To exclusively compute the MoFREAK features across a dataset, set the "state" variable at the top of main.cpp to "DETECT_MOFREAK". This will process each video file, creating a .mofreak file containing its descriptors.
To compute MoFREAK features across the dataset and perform the entire recognition pipeline, set the "state" variable to "DETECTION_TO_CLASSIFICATION". This will compute the MoFREAK files, cluster the features and compute a bag-of-words representation. Finally, it will take the bag-of-words representations and classify them with an SVM.

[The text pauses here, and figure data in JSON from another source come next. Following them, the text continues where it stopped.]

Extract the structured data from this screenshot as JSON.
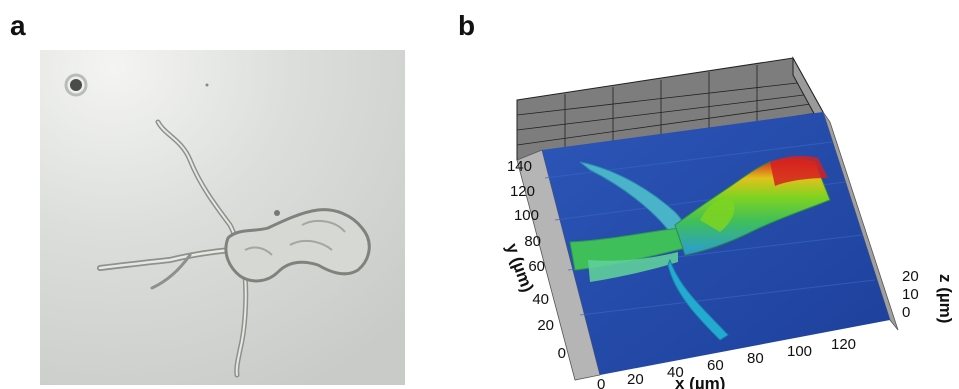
{
  "panel_a": {
    "label": "a"
  },
  "panel_b": {
    "label": "b",
    "x_axis_label": "x (µm)",
    "y_axis_label": "y (µm)",
    "z_axis_label": "z (µm)",
    "x_ticks": [
      "0",
      "20",
      "40",
      "60",
      "80",
      "100",
      "120"
    ],
    "y_ticks": [
      "0",
      "20",
      "40",
      "60",
      "80",
      "100",
      "120",
      "140"
    ],
    "z_ticks": [
      "0",
      "10",
      "20"
    ],
    "colormap": [
      "#1f3f9e",
      "#2a9bd6",
      "#3fbf5a",
      "#7ed321",
      "#e0c21a",
      "#d62020"
    ]
  }
}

Within a .mofreak file, each row consists of a single feature. That feature is organized as follows:
- [x location] [y location] [frame number] [scale] [throw-away] [throw-away] [8 bytes of appearance data] [8 bytes of motion data]
The x and y location, as well as the scale, are floating point numbers. The frame number is an integer. The final 16 bytes of descriptor data are unsigned integers (1 byte per integer). The throw-away values are floating point values that should always be 0. They are simply artifacts from previous iterations of the descriptor, and should be ignored.